Intervention de Gilda Hobert

Réunion du 18 mai 2016 à 9h30
Commission des affaires culturelles et de l'éducation

Photo issue du site de l'Assemblée nationale ou de WikipediaGilda Hobert :

Respecter, protéger, en particulier contre le piratage mais aussi protéger les créateurs, tels sont les préceptes que nous devons porter.

Cher Patrick Bloche, je vous remercie de nous avoir fait parvenir, dans des délais plus que raisonnables au vu du temps qui vous était imparti, votre rapport sur la proposition de résolution européenne de Mme Marietta Karamanli et de M. Hervé Gaymard sur la protection du droit d'auteur dans l'Union Européenne. Résolution très intéressante, mais qui est aussi le reflet de plusieurs problématiques auxquelles nous sommes confrontés.

Le rapport Reda préconise une harmonisation de ce droit d'auteur au sein de l'Union Européenne, avec une ambition simple : accorder plus de choix aux utilisateurs. Ce rapport, qui a été fort heureusement amélioré après les propositions initiales de la rapporteure, s'inscrit dans une volonté de créer un droit unique, durable et difficilement amendable.

Comme vous l'indiquez monsieur le rapporteur, le principe de territorialité des droits est un acquis. Sa remise en cause ne risquerait-elle pas d'engendrer un nivellement par le bas préjudiciable pour les ayants droit français, sans impact réellement positif pour les consommateurs ? Ce principe de territorialité permet justement l'indispensable exception culturelle, garante du soutien à la création des artistes français. Il propose une alternative à un modèle uniformisé.

La suppression de frontières territoriales ne constituerait-elle pas un paradis pour les GAFA, – Google, Apple, Facebook, Amazon –, et autres Netflix, qui seraient en position de force pour négocier à leur avantage les termes d'un copyright unique européen ?

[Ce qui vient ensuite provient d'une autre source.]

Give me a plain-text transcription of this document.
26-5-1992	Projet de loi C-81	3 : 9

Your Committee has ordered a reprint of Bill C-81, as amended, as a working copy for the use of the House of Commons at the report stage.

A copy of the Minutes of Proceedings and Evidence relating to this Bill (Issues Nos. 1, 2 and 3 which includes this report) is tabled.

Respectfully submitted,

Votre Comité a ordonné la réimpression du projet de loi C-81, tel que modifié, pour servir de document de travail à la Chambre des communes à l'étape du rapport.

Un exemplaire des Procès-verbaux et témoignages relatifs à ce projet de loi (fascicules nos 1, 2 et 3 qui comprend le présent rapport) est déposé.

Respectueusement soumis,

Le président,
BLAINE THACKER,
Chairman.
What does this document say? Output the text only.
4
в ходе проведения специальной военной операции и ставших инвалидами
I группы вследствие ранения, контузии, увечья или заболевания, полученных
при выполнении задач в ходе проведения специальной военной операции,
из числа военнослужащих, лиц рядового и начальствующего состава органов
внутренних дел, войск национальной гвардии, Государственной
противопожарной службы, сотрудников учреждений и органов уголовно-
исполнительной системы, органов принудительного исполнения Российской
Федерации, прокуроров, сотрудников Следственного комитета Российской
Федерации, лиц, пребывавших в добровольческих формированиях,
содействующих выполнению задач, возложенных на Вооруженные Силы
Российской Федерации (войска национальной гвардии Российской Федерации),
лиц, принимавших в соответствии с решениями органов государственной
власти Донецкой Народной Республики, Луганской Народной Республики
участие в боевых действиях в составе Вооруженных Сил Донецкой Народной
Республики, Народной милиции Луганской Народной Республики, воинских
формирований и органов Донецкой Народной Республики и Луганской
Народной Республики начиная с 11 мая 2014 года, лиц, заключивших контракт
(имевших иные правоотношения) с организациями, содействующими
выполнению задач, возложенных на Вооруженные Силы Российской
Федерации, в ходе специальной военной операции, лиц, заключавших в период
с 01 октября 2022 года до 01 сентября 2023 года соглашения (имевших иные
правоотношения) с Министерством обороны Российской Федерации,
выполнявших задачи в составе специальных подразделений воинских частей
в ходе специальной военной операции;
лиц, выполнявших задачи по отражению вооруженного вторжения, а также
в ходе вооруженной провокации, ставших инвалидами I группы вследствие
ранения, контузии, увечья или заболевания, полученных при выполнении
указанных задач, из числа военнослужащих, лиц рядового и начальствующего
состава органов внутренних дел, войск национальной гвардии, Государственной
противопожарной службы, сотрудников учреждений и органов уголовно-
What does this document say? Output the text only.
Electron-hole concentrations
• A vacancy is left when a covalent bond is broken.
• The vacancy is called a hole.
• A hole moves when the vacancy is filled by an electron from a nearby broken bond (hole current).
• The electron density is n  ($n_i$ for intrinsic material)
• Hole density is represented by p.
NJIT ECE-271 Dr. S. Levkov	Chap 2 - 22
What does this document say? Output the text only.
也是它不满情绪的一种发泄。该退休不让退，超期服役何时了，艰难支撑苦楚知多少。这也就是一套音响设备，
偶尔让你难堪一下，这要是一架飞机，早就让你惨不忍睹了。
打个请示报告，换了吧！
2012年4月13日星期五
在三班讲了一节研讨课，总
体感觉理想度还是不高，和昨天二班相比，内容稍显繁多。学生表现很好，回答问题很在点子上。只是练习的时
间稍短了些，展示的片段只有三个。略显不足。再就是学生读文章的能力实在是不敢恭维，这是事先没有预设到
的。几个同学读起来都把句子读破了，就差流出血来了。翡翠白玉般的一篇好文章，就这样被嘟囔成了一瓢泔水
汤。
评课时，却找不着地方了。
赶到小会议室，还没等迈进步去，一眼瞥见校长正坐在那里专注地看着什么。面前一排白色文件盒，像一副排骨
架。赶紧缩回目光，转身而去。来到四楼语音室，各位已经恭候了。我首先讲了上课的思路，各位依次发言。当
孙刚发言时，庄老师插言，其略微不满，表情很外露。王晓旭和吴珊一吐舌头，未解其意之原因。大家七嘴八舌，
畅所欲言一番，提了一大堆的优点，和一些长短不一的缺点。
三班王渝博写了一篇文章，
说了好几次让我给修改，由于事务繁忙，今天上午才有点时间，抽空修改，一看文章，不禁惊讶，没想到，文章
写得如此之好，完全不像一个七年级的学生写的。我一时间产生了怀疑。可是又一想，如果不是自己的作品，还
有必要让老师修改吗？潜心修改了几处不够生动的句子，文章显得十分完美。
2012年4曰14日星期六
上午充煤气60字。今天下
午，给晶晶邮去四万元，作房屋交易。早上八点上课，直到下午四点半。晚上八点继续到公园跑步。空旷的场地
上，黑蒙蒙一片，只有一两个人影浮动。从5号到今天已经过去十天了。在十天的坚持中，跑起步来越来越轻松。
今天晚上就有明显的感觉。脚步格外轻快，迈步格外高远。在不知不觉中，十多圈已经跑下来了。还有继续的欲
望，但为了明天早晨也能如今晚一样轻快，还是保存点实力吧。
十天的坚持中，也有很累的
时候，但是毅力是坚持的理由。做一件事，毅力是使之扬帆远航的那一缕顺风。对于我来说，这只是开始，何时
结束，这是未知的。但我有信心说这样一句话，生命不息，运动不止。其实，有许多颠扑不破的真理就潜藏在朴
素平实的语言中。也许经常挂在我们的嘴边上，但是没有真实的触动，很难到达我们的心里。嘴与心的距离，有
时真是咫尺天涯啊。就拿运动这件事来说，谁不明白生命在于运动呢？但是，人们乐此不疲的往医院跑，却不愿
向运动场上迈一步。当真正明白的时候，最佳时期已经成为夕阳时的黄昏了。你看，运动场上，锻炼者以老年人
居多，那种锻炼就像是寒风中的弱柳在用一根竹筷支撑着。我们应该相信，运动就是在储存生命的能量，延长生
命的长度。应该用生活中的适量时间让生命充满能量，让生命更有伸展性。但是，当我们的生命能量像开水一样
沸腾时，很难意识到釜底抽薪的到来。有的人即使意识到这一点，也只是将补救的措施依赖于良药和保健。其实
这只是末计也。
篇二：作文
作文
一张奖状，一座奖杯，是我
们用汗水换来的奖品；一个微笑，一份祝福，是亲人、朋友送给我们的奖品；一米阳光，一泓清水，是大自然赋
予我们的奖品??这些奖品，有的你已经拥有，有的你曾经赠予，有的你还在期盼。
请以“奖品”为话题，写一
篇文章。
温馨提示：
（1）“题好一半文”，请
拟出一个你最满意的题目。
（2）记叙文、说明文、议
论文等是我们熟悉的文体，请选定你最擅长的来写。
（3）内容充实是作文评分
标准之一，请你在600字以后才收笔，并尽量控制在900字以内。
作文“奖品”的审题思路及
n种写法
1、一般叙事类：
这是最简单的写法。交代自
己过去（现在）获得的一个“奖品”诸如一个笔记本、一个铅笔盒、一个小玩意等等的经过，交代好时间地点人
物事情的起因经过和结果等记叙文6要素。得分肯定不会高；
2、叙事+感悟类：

Je rejoins la position du ministère de la culture, qui demande une étude d'impact plutôt qu'une réforme anticipée du droit d'auteur. Il est nécessaire de ne pas déséquilibrer les accords qui permettent déjà aux oeuvres de dépasser les frontières, comme le prouve l'alinéa 24 de la proposition de résolution, à travers la défense de licences multi-territoriales.

Parmi les défenseurs de ce postulat, le professeur Pierre Sirinelli, auteur en octobre 2014 d'un rapport de mission sur l'harmonisation de certains aspects du droit d'auteur, et en particulier sur la révision de la directive 200129 visant à assurer le bon fonctionnement du marché intérieur. Il se positionne clairement contre toute réforme du système de la copie privée, en particulier sur la redevance pour copie privée (RCP). Cette RCP permet à tout auteur, compositeur, interprète de bénéficier d'une partie des recettes générées par la vente de produits d'enregistrement. Elle concilie le droit à rémunération des créateurs et la possibilité pour le public de copier les oeuvres. Bref, un bon compromis, qui pourrait être mis à mal par cette harmonisation, sans aucun doute à la baisse, de la réglementation.

Je me pose la question, et je vous la pose : la France doit-elle défendre son système actuel de copie privée au niveau européen, ou doit-elle s'opposer à l'harmonisation qui pourrait contrevenir à la diversité culturelle au sein de l'Union européenne ?

En contrepartie, la mise en place d'exceptions telles celle prévue par le traité de Marrakech, celle concernant les bibliothèques ou l'exception à des fins de recherche me paraît adéquate. De nombreux chercheurs – et nous avons déjà eu ce débat en commission – voient leur recherche se limiter à cause des frontières imperméables. Autant nous devons les renforcer quand il s'agit de défendre la création française, autant nous avons l'obligation de permettre à ces scientifiques et à la pensée en général de naviguer aisément au sein de l'Europe. Il s'agit d'un devoir éthique tout autant que pratique, dans le cadre d'une valorisation des articles publiés.

Enfin – et ce n'est pas vraiment une question parce que vous avez déjà répondu – sur la liberté de panorama, nous nous étions prononcés avec plusieurs collègues, lors des débats autour du projet de loi relatif à la création, l'architecture, et le patrimoine, sur l'importance du droit de diffuser ses propres photographies ou films de sculptures ou de bâtiments, dont le créateur est décédé depuis moins de soixante-dix ans, et qui se trouve à demeure sur la place publique. Je partage la volonté de la commission de voir un cadre européen sécuriser les différentes pratiques en la matière, et vous rejoins, monsieur le rapporteur, et permettez-moi de vous citer, sur la question de la limite à instaurer entre utilisation marchande et non-marchande de clichés pris dans l'espace public.

Le groupe Radical, Républicain, Démocrate et Progressiste votera favorablement cette résolution.